Worried about taxes this year and how you can squeeze in some last minute deductions to lower your liability? Don’t worry, these four ideas can help you with your tax planning so there is less of a shock (or none at all) when it comes to that April 15th deadline.
Contribute to an IRA
If you are working but don’t have the option of a retirement plan such as a 401(k), you can make IRA contributions and lower your tax liability significantly. The only requirements are that you are under 70 years of age and working currently. Also, a deduction can be made for a non-working spouse’s IRA if they are also under the age of 70 and there is enough earned income to bring you to that threshold.
Contribute to an has
An HSA, or health savings account, can really help with your lowered tax liability if you had a high deductible health plan in 2014. This means a plan with minimum deductible but many out-of-pocket expenses and can include the bronze plan from the government exchange. You have until April 15th to contribute to an HSA in order to lower your liability.

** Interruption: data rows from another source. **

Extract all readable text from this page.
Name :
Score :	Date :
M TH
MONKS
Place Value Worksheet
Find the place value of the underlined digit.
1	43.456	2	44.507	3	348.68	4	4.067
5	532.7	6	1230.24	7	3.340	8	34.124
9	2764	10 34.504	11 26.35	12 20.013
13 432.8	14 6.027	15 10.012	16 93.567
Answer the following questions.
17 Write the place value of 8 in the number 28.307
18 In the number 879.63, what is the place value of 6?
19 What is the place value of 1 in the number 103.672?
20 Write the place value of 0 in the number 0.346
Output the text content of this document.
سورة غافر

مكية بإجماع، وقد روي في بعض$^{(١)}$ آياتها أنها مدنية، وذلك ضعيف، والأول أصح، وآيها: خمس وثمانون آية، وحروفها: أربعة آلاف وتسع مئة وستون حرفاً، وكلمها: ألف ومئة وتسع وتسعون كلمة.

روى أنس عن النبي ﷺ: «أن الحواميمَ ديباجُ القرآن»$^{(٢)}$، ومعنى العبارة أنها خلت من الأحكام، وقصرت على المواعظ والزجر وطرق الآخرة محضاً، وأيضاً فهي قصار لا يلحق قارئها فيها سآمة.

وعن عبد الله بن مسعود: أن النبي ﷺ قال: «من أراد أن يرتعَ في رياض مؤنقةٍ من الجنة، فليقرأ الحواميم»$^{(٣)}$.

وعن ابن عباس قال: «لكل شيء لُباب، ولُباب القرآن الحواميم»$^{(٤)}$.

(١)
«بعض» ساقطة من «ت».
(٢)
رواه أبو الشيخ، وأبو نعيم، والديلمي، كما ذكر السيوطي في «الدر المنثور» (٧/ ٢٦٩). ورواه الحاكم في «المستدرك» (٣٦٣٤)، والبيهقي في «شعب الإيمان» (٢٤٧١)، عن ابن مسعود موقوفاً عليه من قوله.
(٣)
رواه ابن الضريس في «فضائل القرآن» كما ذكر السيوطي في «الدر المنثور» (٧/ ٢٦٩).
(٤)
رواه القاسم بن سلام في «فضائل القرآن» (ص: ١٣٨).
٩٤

Contribute to a qualified retirement plan
There is yet another contribution you can make and that is through a qualified retirement plan. If you are in business, including any side ventures, then you can create a qualified retirement plan so long as as you signed the paperwork by the end of 2014. Or, you can go with a special SEP plan and file an extension on your taxes if no paperwork was signed in 2014.
Filing an extension
Proper tax planning also means being able to know when you can file an extension in order to avoid late penalties as well as get all of your tax documents in order. When you file an extension, you have until October 15th to properly file your taxes but you will need to give an estimate of what your tax bill might be. Still, this can lower your tax liability by avoiding late filing penalties.